IBM Integration PoT Labs Home page

Lab 4 - Join related events that occur within a time window

When looking for patterns in an event stream, sometimes we need to examine events from more than one topic. We talk of this as a “join” between the streams - the same term we would use when working with databases and correlating data between two tables.

Scenario : Identify suspicious orders

Many interesting situations need us to combine multiple streams of events that correlate events across these inputs to derive a new, interesting situation.

In this scenario, we will look for suspicious orders. Specifically, we will be looking for a particular pattern of behavior where large orders have been placed, followed by a smaller order, but the large order was at some point cancelled.

This pattern would suggest an attempt to manipulate prices, since the presence of the large order might result in a subsequent reduction in prices, which the smaller order can take advantage of.

To find this pattern, we will use the “join” capability to compare a stream of “orders” with a stream of “cancellations”.

1.1 Discover the topic to use

  1. Login to the EEM home page as eem-user we will need to get info on another topic for this lab.

  2. Go to the Event Endpoint Management catalog home page and find the Cancellations topic.

    You will notice that as a user you will only have access to the Catolog page and Subscription page.

    We already have the ORDERS.NEW details we needed.

    Now click on the CANCELLATIONS topic to review the information about the event that are available here.

  3. We will now generate access to this topic. We have only the one Controls that was created for this Topic.

    If you scroll down on the page you will see the Servers available that will be used in the Event Processing and also Code samples.

  4. Click on the Cancelled orders Control topic and select the Generate access credentials in the upper right.

  5. Here you will be asked for contact info. Enter something like a email or just your userid

    For example student1@mail.com

    Click on Generate.

  6. You will now see your Access Credentials. You will need to save these for later. On the Desktop if you open the EEM-info file that is a scratch pad to save credentials and other info for the labs.

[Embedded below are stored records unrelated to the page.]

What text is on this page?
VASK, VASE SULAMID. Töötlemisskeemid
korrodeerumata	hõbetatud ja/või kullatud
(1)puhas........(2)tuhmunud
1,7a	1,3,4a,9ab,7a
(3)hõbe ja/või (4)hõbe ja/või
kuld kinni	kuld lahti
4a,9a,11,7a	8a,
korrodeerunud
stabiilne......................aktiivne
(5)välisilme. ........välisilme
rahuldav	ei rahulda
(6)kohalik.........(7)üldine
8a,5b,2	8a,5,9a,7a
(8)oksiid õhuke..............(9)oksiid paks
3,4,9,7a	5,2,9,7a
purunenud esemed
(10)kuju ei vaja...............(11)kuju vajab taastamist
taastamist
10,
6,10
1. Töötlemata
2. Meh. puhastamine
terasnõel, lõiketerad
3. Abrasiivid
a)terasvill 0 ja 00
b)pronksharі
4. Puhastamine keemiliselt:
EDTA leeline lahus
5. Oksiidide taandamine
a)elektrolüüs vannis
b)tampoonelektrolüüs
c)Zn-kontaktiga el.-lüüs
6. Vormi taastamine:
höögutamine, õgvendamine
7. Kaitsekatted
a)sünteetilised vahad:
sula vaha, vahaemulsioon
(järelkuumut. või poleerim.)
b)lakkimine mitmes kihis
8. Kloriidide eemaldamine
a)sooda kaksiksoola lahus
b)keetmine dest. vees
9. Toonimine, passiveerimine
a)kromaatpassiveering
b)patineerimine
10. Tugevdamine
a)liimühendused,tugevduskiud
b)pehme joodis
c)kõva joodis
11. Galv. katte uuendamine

    Save the Username and Password under Cancelled in the file.

1.1 Create new flow to join two streams

  1. We will now create a new flow and name it as suspicious-orders

    Ex: EP-student1-suspicious-orders

  2. You will know be on the canvas. You will have a event source node on the canvas. To configure the event source node hover over the node and select the pen icon.

  3. Configure the new event source. Make sure to use the Add event source. You may see others that were recently created.

  4. Give the node a name that describes this stream of events and include your userid for ex:

    Order source student1

    We need to get the server address from Event Endpoint Management or if you saved it in the EEM-info note.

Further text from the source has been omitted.